As he muttered his stern purpose, he flung wide the door and was about to enter, but
paused upon the threshold; for a glance told him that he had unconsciously passed his
own apartment and come up higher, till he found himself in a room poorer but more
cheerful than his own.
Sunshine streamed in through the one small window, where a caged bird was blithely
singing, and a few flowers blossomed in the light. But blither than the bird's song,
sweeter than the flowers, was the little voice and wan face of a child, who lay upon a bed
placed where the warmest sunbeams fell.
The face turned smiling on the pillow, and the voice said pleasantly,--
"Come in, sir, Bess will soon be back if you will wait."
"I want nothing of Bess.

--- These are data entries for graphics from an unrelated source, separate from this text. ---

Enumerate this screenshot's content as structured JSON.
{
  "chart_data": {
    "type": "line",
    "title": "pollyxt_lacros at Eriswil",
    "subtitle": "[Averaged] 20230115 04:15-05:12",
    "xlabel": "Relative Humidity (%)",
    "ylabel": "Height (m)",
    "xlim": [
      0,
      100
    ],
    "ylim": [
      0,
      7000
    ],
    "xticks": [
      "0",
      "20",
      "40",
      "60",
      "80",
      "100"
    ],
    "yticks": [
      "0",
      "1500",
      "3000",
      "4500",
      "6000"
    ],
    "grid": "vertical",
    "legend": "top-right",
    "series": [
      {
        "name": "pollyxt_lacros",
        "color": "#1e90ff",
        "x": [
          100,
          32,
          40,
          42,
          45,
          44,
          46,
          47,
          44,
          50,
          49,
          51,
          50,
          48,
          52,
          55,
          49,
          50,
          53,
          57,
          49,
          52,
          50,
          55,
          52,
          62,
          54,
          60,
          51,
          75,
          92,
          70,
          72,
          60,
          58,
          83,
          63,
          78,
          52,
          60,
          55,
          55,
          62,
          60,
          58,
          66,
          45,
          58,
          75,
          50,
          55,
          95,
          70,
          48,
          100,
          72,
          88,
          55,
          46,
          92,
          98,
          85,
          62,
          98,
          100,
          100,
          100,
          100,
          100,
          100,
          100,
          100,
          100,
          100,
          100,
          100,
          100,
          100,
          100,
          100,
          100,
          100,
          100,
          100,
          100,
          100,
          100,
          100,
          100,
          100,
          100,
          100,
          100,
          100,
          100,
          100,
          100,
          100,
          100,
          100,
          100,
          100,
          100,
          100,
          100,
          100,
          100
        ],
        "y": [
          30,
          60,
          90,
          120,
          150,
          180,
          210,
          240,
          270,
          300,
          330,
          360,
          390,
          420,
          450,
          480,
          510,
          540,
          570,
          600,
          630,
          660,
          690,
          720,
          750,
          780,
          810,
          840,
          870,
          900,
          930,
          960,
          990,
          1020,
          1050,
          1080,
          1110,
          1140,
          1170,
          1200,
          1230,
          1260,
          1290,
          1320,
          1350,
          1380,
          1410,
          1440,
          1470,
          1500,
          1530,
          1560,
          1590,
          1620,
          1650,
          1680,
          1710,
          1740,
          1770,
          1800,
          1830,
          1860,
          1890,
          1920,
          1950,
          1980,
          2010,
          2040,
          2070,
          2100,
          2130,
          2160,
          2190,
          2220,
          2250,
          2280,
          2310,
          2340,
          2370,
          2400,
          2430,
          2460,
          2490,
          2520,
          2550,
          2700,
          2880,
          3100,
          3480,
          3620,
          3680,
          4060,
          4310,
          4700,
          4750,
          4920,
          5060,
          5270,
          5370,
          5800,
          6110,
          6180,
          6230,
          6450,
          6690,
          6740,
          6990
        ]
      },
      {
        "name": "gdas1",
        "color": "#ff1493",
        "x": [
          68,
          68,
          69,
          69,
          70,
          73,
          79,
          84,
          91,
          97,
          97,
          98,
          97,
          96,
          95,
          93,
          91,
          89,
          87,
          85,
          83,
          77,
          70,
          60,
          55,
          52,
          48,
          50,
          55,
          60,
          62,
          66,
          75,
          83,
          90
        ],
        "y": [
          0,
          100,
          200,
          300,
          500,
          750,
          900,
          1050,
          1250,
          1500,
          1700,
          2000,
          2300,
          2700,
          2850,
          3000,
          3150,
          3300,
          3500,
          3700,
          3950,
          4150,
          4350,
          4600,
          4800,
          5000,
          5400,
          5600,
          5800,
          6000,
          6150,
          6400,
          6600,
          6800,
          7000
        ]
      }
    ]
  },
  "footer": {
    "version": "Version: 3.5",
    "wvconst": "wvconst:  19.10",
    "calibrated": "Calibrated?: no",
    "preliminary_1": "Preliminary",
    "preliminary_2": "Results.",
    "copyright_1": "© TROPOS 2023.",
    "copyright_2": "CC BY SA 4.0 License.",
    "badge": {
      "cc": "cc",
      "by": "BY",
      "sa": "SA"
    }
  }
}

Who is she and who are you?" asked the intruder pausing as he
was about to go.
"She is my sister, sir, and I'm 'poor Jamie' as they call me. But indeed, I am not to be
pitied, for I am a happy child, though it may not seem so."
"Why do you lie there? are you sick?"
"No, I am not sick, though I shall never leave my bed again. See, this is why;" and,
folding back the covering, the child showed his little withered limbs.
"How long have you lain here, my poor boy?" asked the stranger, touched and interested
in spite of himself.
"Three years, sir."
"And yet you are happy! What in Heaven's name have you to render you contented,
"Come sit beside me, and I'll tell you, sir; that is, if you please I should love to talk with
you, for it's lonely here when Bess is gone."